If you are just trying out the gym or exercise for that matter, best to pay in cash. This way there is no messy credit card divorce in your future. You’ll find that some gyms do not allow that at all – they want your credit card details or no business. That’s a bit suspicious to me, and I would jog away.

#4 Resist the pitch.

When I started checking out and calling around gyms in Metro Manila, I thought it would be a short chat. Was I wrong. The pitch went on and on about their promotions and rates and services. I didn’t think I would be able to leave the place without a membership! Even on the phone, they wanted personal details before they will share their information. In fact, only one fitness chain publishes their gym membership rates on their website (that’s Fitness First). For the rest, you’ll have to go and ask them the questions yourself. While others would give you some idea over the phone (Gold’s Gym and Anytime Fitness), one refused and said it is against their policy (Slimmer’s World).

How did I escape without signing anything? Be firm and tell them you are still shopping. Promise to call back if you decide to pursue with them but that day is not today.

#5 Read the fine print.

Once you know the gyms in your area and their costs and offers, time to read the fine print.
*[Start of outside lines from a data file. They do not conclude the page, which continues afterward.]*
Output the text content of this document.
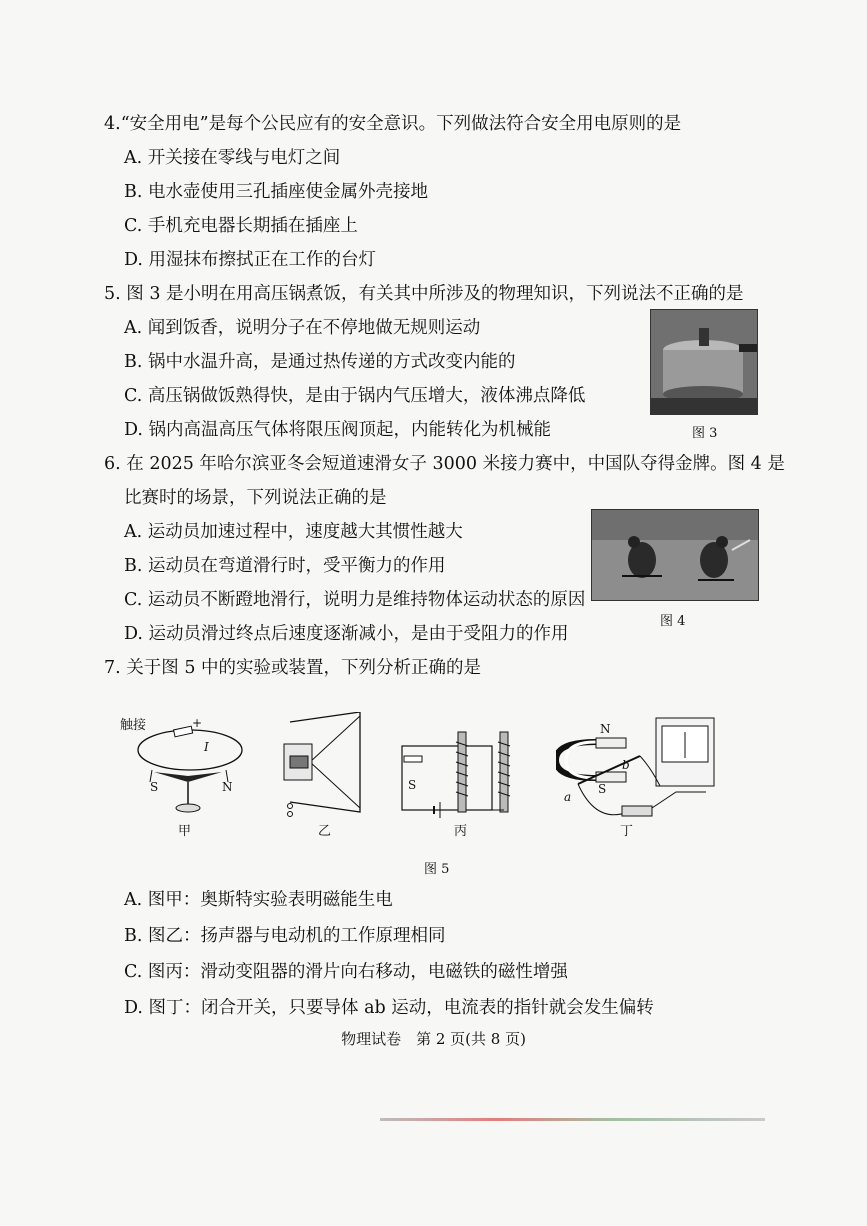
4.“安全用电”是每个公民应有的安全意识。下列做法符合安全用电原则的是
A. 开关接在零线与电灯之间
B. 电水壶使用三孔插座使金属外壳接地
C. 手机充电器长期插在插座上
D. 用湿抹布擦拭正在工作的台灯
5. 图 3 是小明在用高压锅煮饭，有关其中所涉及的物理知识，下列说法不正确的是
A. 闻到饭香，说明分子在不停地做无规则运动
B. 锅中水温升高，是通过热传递的方式改变内能的
C. 高压锅做饭熟得快，是由于锅内气压增大，液体沸点降低
D. 锅内高温高压气体将限压阀顶起，内能转化为机械能	图 3
6. 在 2025 年哈尔滨亚冬会短道速滑女子 3000 米接力赛中，中国队夺得金牌。图 4 是
比赛时的场景，下列说法正确的是
A. 运动员加速过程中，速度越大其惯性越大
B. 运动员在弯道滑行时，受平衡力的作用
C. 运动员不断蹬地滑行，说明力是维持物体运动状态的原因
D. 运动员滑过终点后速度逐渐减小，是由于受阻力的作用
图 4
7. 关于图 5 中的实验或装置，下列分析正确的是
触接	+
I
S	N
甲	乙
S
丙
N
S
a
b
丁
图 5
A. 图甲：奥斯特实验表明磁能生电
B. 图乙：扬声器与电动机的工作原理相同
C. 图丙：滑动变阻器的滑片向右移动，电磁铁的磁性增强
D. 图丁：闭合开关，只要导体 ab 运动，电流表的指针就会发生偏转
物理试卷　第 2 页(共 8 页)
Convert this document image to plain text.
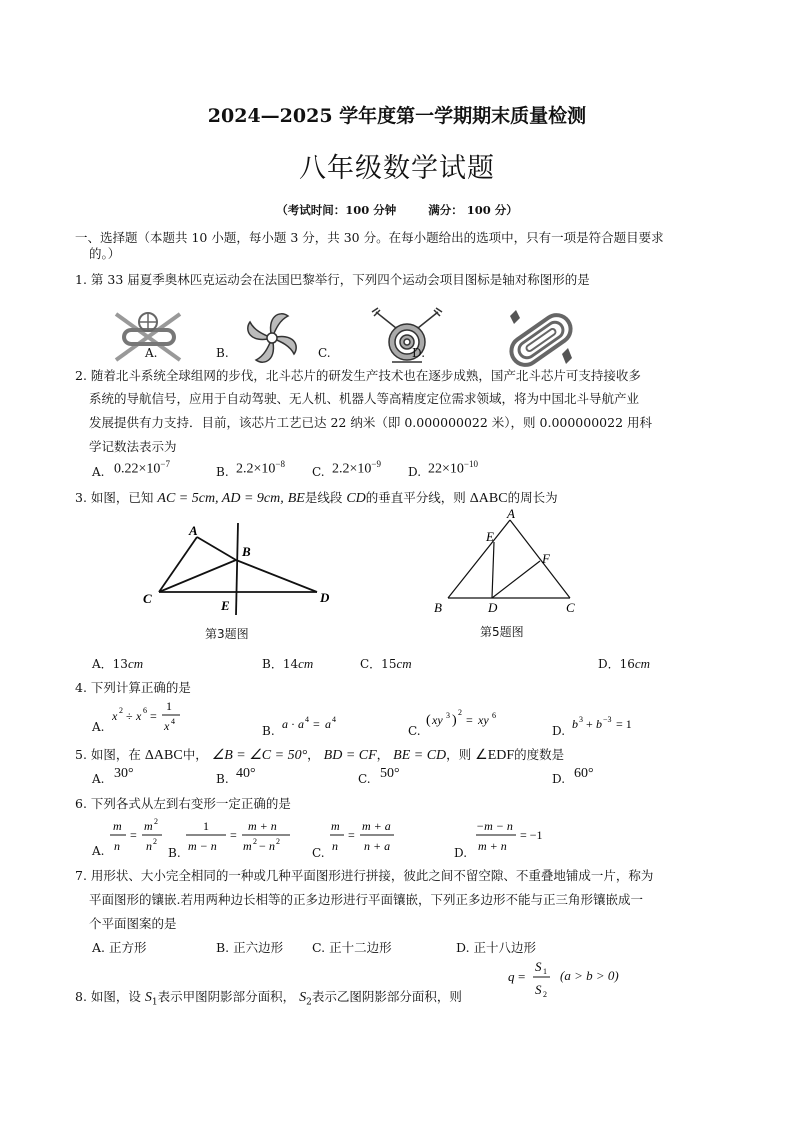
2024—2025 学年度第一学期期末质量检测
八年级数学试题
（考试时间：100 分钟	满分： 100 分）
一、选择题（本题共 10 小题，每小题 3 分，共 30 分。在每小题给出的选项中，只有一项是符合题目要求
的。）
1. 第 33 届夏季奥林匹克运动会在法国巴黎举行，下列四个运动会项目图标是轴对称图形的是
A.	B.	C.	D.
2. 随着北斗系统全球组网的步伐，北斗芯片的研发生产技术也在逐步成熟，国产北斗芯片可支持接收多
系统的导航信号，应用于自动驾驶、无人机、机器人等高精度定位需求领域，将为中国北斗导航产业
发展提供有力支持．目前，该芯片工艺已达 22 纳米（即 0.000000022 米），则 0.000000022 用科
学记数法表示为
A. $0.22\times 10^{-7}$
B. $2.2\times 10^{-8}$
C. $2.2\times 10^{-9}$
D. $22\times 10^{-10}$
3. 如图，已知 AC = 5cm, AD = 9cm, BE是线段 CD的垂直平分线，则 ΔABC的周长为
A
B
C	D
E
第3题图
A
E
F
B	D	C
第5题图
A．13cm	B．14cm	C．15cm	D．16cm
4. 下列计算正确的是
A.
x 2 ÷ x 6 =
1
x 4
B. a · a 4 = a 4
C.
( xy 3 )
2
= xy 6
D. b 3 + b −3 = 1
5. 如图，在 ΔABC中， ∠B = ∠C = 50°， BD = CF， BE = CD，则 ∠EDF的度数是
A. 30°	B. 40°	C. 50°	D. 60°
6. 下列各式从左到右变形一定正确的是
A.
m
n
=
m 2
n 2
B.
1
m − n
=
m + n
m 2 − n 2
C.
m
n
=
m + a
n + a	D.
−m − n
m + n
= −1
7. 用形状、大小完全相同的一种或几种平面图形进行拼接，彼此之间不留空隙、不重叠地铺成一片，称为
平面图形的镶嵌.若用两种边长相等的正多边形进行平面镶嵌，下列正多边形不能与正三角形镶嵌成一
个平面图案的是
A. 正方形	B. 正六边形 C. 正十二边形	D. 正十八边形
8. 如图，设 $S_1$表示甲图阴影部分面积， $S_2$表示乙图阴影部分面积，则
q =
S 1
S 2
(a > b > 0)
Believe me, this will save you a lot of money down the line. Not all who want to be fit can commit to a full year workout regimen. So while it may seem a whole lot cheaper to sign up for 12 months, you could be throwing your money away for many of those months. Promotional rates are usually non-refundable and your only way out could be to ask for a “freeze”. That means asking the gym to out a hold on your running membership for a few weeks or a few months. But they will ask you for a good reason and for some, the only acceptable ones are medical conditions or extended travel. Another will only allow use of “freeze” one time during the life of a contract.

#6 Take the 30-day challenge.

Studies have shown that it takes nearly a month to form a habit. So if you want a good habit – like exercise – to permanently become part of your system, make sure to do it for 30 days. If you can try a gym membership only for this period, go for it. You can discover if exercise is something you will be able to make time for, or not. If not, look for other exercise that you can squeeze into your lifestyle like walking or jogging with friends, or biking in safe lanes. The truth is promotions come and go. If you miss one today, chances are there would be another one tomorrow. But money gone, well that’s money gone.

#7 All great bodies start with a single workout.

Once you have done your homework and scouted the gyms, time to hit one and hopefully keep to a manageable schedule for 30 days. Do not expect wonders from one workout. Maybe you’ll feel great while doing it, and then wake up sore the next day, and the next. Physical therapists will tell you to get back to the gym, while your natural tendency is to wait until you are recovered. Muscle soreness will become your new companion as you push your body. This is your new reality, but with your commitment, it will be a healthier one.

Data compiled by the columnist from personal and phone interviews with representatives plus company websites

Disclaimer: The views in this blog are those of the blogger and do not necessarily reflect the views of ABS-CBN Corp.